At least 330,000 children in Somalia need life-saving treatment for severe wasting, the deadliest form of malnutrition – much more than the 190,000 who required treatment during the country’s 2011 famine.
Somalia has reached a tipping point. The lives of hundreds of thousands of people are at immediate risk, according to the latest food security and nutrition analysis. Famine is unfolding in two areas in the Bay region (Baidoa and Burhakaba districts) in South-Central Somalia, and will likely last until March 2023 if humanitarian aid is not significantly and immediately scaled up.
According to FAO, Starvation and death are likely already occurring. During the 2011 famine, about 50 per cent of the more than 250,000 people who died, did so before the official declaration. At least half were children.
Livestock dropping dead
In pastoral communities where herders have been desperately searching for pasture, “they are now watching their livestock drop dead like flies”, said Etienne Peterschmitt, FAO Representative in Somalia.
The perilous situation of those forced from their homes by hunger in Baidoa town of Bay region in Southern Somalia, is particularly concerning, Mr. Peterschmitt added.

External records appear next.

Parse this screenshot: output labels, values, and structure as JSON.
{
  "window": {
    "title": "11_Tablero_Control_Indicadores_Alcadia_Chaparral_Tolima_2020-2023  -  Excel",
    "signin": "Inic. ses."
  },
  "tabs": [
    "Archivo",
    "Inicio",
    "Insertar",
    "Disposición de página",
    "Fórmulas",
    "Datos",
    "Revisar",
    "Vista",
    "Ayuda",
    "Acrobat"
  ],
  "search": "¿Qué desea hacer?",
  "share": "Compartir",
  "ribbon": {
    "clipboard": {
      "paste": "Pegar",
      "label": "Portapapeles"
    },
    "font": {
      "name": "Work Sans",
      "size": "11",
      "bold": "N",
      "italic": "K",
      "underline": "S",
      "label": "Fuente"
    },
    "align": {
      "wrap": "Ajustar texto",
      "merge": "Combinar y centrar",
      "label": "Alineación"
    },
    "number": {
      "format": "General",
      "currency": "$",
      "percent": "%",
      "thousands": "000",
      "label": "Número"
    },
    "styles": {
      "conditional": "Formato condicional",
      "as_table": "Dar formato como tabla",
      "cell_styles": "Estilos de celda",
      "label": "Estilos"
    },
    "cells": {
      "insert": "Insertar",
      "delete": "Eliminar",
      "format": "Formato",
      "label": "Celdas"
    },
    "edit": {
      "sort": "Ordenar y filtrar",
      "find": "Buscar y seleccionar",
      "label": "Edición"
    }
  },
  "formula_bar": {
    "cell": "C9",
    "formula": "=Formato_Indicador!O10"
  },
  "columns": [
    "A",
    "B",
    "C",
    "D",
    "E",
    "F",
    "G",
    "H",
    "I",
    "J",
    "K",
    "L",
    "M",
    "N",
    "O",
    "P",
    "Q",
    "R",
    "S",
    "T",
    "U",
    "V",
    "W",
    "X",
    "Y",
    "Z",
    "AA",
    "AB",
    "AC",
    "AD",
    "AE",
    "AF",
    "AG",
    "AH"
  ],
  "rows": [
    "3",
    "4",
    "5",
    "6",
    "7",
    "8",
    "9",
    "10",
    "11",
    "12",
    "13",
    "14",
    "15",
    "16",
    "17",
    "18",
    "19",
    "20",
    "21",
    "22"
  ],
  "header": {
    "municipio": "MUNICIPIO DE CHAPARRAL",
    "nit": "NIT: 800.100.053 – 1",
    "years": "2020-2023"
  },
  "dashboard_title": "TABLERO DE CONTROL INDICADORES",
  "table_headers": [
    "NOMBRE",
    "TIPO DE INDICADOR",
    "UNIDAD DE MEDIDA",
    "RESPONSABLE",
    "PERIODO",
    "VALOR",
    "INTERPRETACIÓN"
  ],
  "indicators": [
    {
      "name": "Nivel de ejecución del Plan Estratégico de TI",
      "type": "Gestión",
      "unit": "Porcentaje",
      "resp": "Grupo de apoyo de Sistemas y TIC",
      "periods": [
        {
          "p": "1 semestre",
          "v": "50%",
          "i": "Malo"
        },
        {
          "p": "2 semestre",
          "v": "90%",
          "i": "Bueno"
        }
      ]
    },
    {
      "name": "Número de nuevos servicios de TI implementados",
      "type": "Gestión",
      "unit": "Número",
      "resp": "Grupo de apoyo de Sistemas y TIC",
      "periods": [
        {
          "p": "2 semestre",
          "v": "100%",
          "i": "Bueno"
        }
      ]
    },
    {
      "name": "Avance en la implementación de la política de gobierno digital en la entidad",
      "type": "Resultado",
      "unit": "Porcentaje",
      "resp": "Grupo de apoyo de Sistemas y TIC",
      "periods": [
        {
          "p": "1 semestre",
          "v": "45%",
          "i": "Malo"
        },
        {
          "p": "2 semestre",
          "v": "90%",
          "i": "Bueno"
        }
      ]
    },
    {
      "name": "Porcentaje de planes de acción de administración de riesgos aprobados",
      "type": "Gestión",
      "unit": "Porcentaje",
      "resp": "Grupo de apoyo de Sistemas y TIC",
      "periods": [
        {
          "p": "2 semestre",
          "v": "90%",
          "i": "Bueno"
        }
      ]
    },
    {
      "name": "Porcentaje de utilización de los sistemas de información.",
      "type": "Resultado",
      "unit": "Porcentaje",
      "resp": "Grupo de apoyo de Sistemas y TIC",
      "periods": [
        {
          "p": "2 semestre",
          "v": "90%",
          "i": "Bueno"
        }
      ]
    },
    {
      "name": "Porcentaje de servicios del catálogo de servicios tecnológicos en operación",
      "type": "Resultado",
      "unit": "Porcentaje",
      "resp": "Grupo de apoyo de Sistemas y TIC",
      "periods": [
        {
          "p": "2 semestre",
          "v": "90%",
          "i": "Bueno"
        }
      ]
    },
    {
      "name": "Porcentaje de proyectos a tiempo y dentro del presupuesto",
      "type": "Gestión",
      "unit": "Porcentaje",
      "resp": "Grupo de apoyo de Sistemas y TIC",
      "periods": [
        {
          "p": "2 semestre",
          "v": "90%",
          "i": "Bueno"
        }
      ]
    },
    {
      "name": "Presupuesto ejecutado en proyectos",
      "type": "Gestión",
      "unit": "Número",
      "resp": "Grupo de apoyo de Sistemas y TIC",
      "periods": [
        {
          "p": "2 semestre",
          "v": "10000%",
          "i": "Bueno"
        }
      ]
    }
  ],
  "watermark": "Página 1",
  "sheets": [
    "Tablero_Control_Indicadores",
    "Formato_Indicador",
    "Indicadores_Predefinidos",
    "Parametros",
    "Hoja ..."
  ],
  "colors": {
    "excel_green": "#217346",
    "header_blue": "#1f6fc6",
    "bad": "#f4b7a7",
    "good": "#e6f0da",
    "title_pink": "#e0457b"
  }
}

In a call for radical change to stop famine happening again, UNICEF’s Mr. Elder described the disturbing scenes already playing out in Somalia’s worst-affected region.
Everyday bugs now deadly
“Children are already dying,” he said. “Our partners report that some stabilization centres are in fact full and critically-ill children are receiving treatment on the floor.”
With greater funding, more severe and acutely malnourished children can be given lifesaving food which will make them strong enough to ward off diseases, just like healthier youngsters.
“This is not just about nutrition, severely malnourished children are in fact up to 11 times more likely to die from things like diarrhoea and measles than well-nourished boys and girls,” Mr. Elder said, adding that both diseases “are spiking” in the worst-hit areas.
In June, UNICEF reported that 386,000 children aged six to 59 months needed treatment for severe acute malnutrition. “That’s increased (today) to more than half a million, to 513,000; that’s a 33 per cent increase. Said one more way, it means 127,000 more children are at risk of death,” Mr. Elder said.